8.2 Japan, South Korea & Singapore

Three nations in Asia have established some of the region's most rigorous and internationally respected data privacy frameworks: Japan, South Korea, and Singapore. Each takes a distinct approach — but all three have moved steadily toward stronger protections, higher penalties, and greater international interoperability.

Japan: Act on Protection of Personal Information (APPI)

Japan's APPI has been in force since 2005, but substantial revisions in 2017 and 2022 have brought it into modern alignment with international standards. The Personal Information Protection Commission (PPC) is the independent regulator.

Key features of the revised APPI (effective April 2022) include:

• Cross-border transfer restrictions: transfers to third countries now require the recipient to maintain equivalent protection, with the data subject informed of the destination country's privacy regime.
• Opt-out rights: individuals may opt out of third-party data sharing even where legitimate interest would otherwise apply.
• New rights: stricter obligations for breach notification (to the PPC within 30 days of becoming aware), and rights to request deletion and suspension of use where privacy is being violated.
• Pseudonymously processed information: a new category allowing companies to use data for internal analysis without the same obligations, provided re-identification is prohibited.

Japan has been granted adequacy by the EU under GDPR, and participates in the APEC Cross-Border Privacy Rules (CBPR) system.

South Korea: Personal Information Protection Act (PIPA)

South Korea's PIPA is frequently cited as one of the strictest data protection regimes in Asia. Enforced by the Personal Information Protection Commission (PIPC), it has a strong history of enforcement including significant fines against technology companies.

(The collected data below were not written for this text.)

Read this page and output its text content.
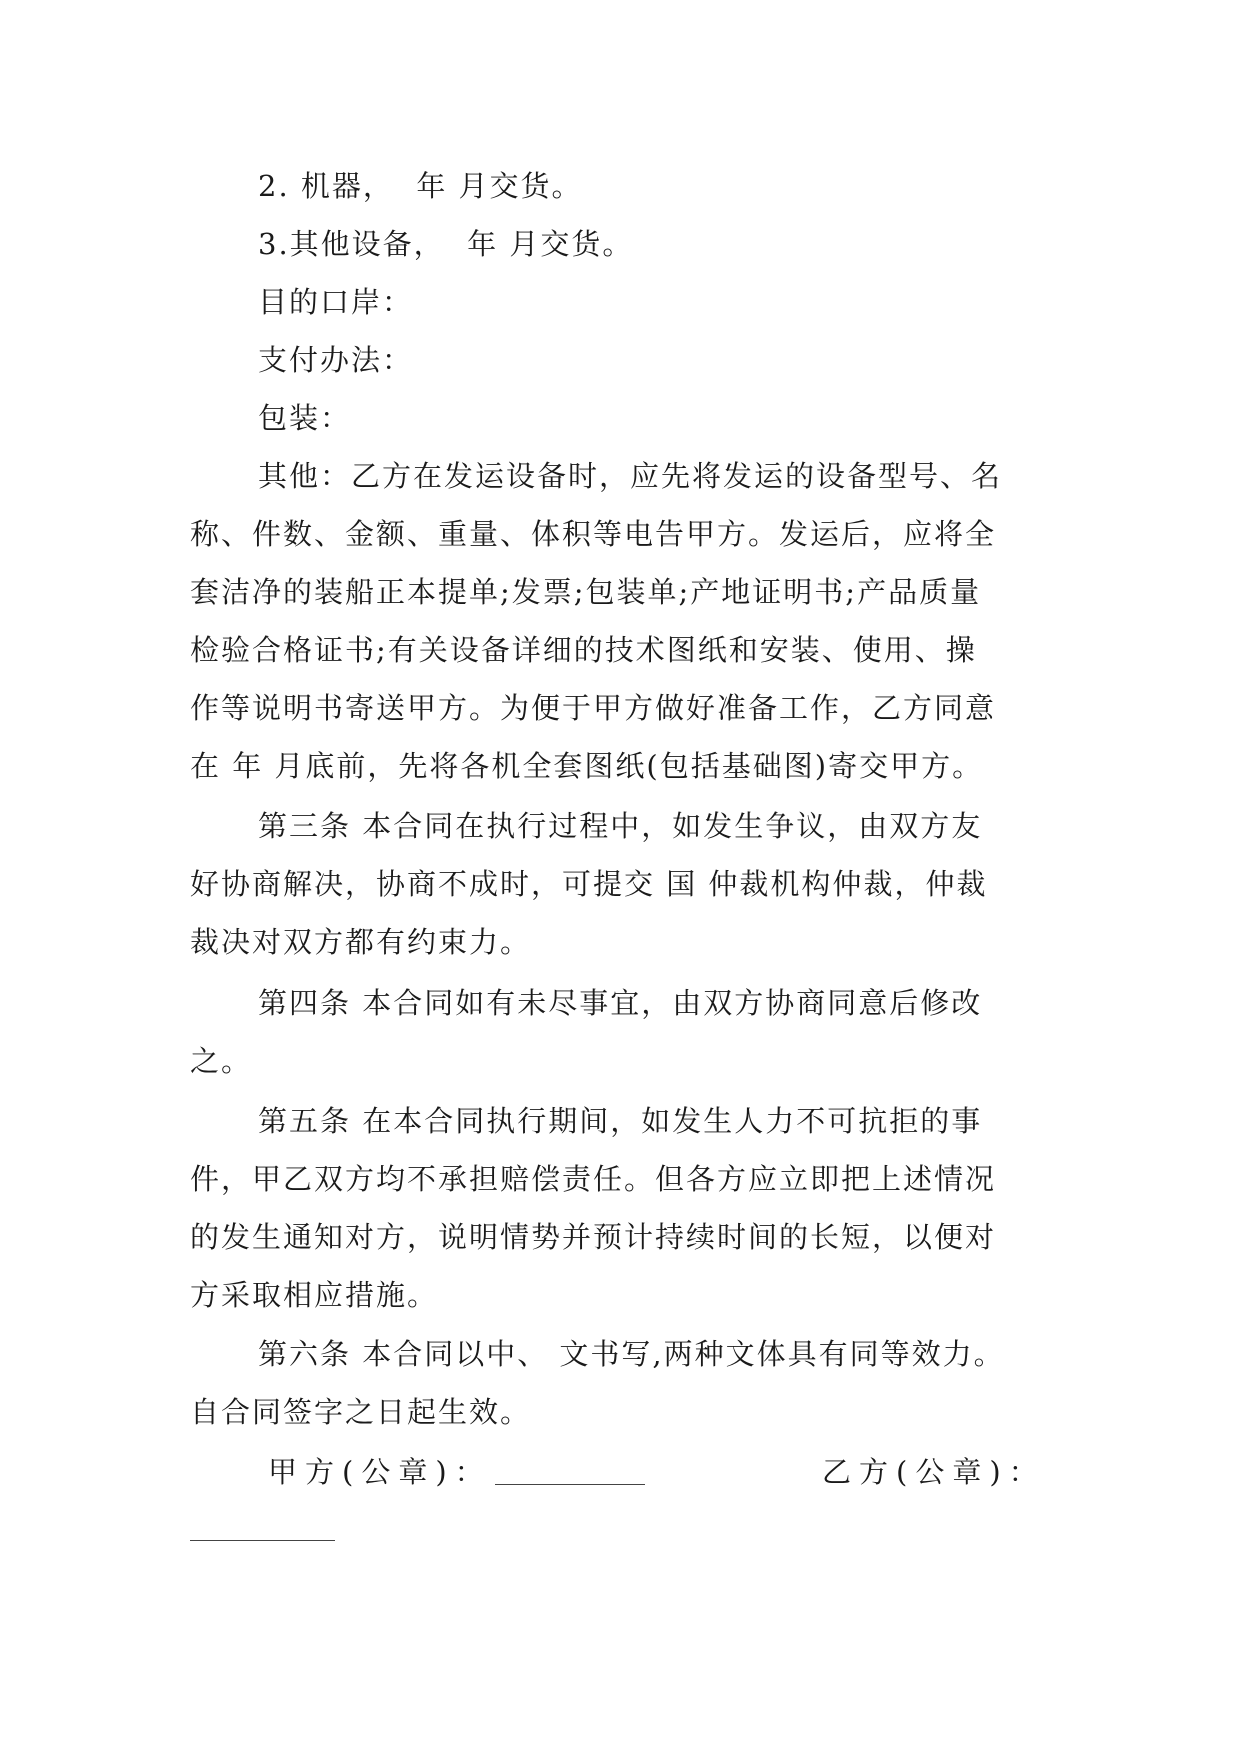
2. 机器，  年 月交货。
3.其他设备，  年 月交货。
目的口岸：
支付办法：
包装：
其他：乙方在发运设备时，应先将发运的设备型号、名
称、件数、金额、重量、体积等电告甲方。发运后，应将全
套洁净的装船正本提单;发票;包装单;产地证明书;产品质量
检验合格证书;有关设备详细的技术图纸和安装、使用、操
作等说明书寄送甲方。为便于甲方做好准备工作，乙方同意
在 年 月底前，先将各机全套图纸(包括基础图)寄交甲方。
第三条 本合同在执行过程中，如发生争议，由双方友
好协商解决，协商不成时，可提交 国 仲裁机构仲裁，仲裁
裁决对双方都有约束力。
第四条 本合同如有未尽事宜，由双方协商同意后修改
之。
第五条 在本合同执行期间，如发生人力不可抗拒的事
件，甲乙双方均不承担赔偿责任。但各方应立即把上述情况
的发生通知对方，说明情势并预计持续时间的长短，以便对
方采取相应措施。
第六条 本合同以中、 文书写,两种文体具有同等效力。
自合同签字之日起生效。
甲方(公章)：	乙方(公章)：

PIPA's standout features include:

• Extraterritorial scope: applies to overseas organisations that process data of Korean residents to provide goods or services.
• Sensitive data: special categories (health, biometric, criminal, political views, union membership) require explicit consent.
• Breach notification: mandatory notification to the PIPC and affected individuals within 72 hours.
• Right to data portability and stricter rules on automated decision-making.
• The Information and Communications Network Act (ICNA) supplements PIPA for online service providers.

Singapore: Personal Data Protection Act (PDPA)

Singapore's PDPA came into force in 2012 and was substantially amended in 2021. The Personal Data Protection Commission (PDPC) enforces it.

The 2021 amendments introduced:

• Mandatory breach notification: organisations must notify the PDPC within 3 business days of becoming aware of a notifiable data breach.
• Data portability: individuals can request their data be transferred directly to another organisation in a machine-readable format.
• Deemed consent: if a person voluntarily provides data for a clear purpose, deemed consent applies — reducing friction for low-risk processing.
• Increased fines: up to SGD 1 million or 10% of annual Singapore turnover.

Singapore is an active participant in the APEC CBPR system and ASEAN data governance frameworks.

Your takeaway

Japan, South Korea, and Singapore each have mature, internationally aligned privacy frameworks with real enforcement records. Organisations operating across Asia-Pacific cannot treat the region as a uniform, low-regulation environment — each jurisdiction demands careful compliance planning.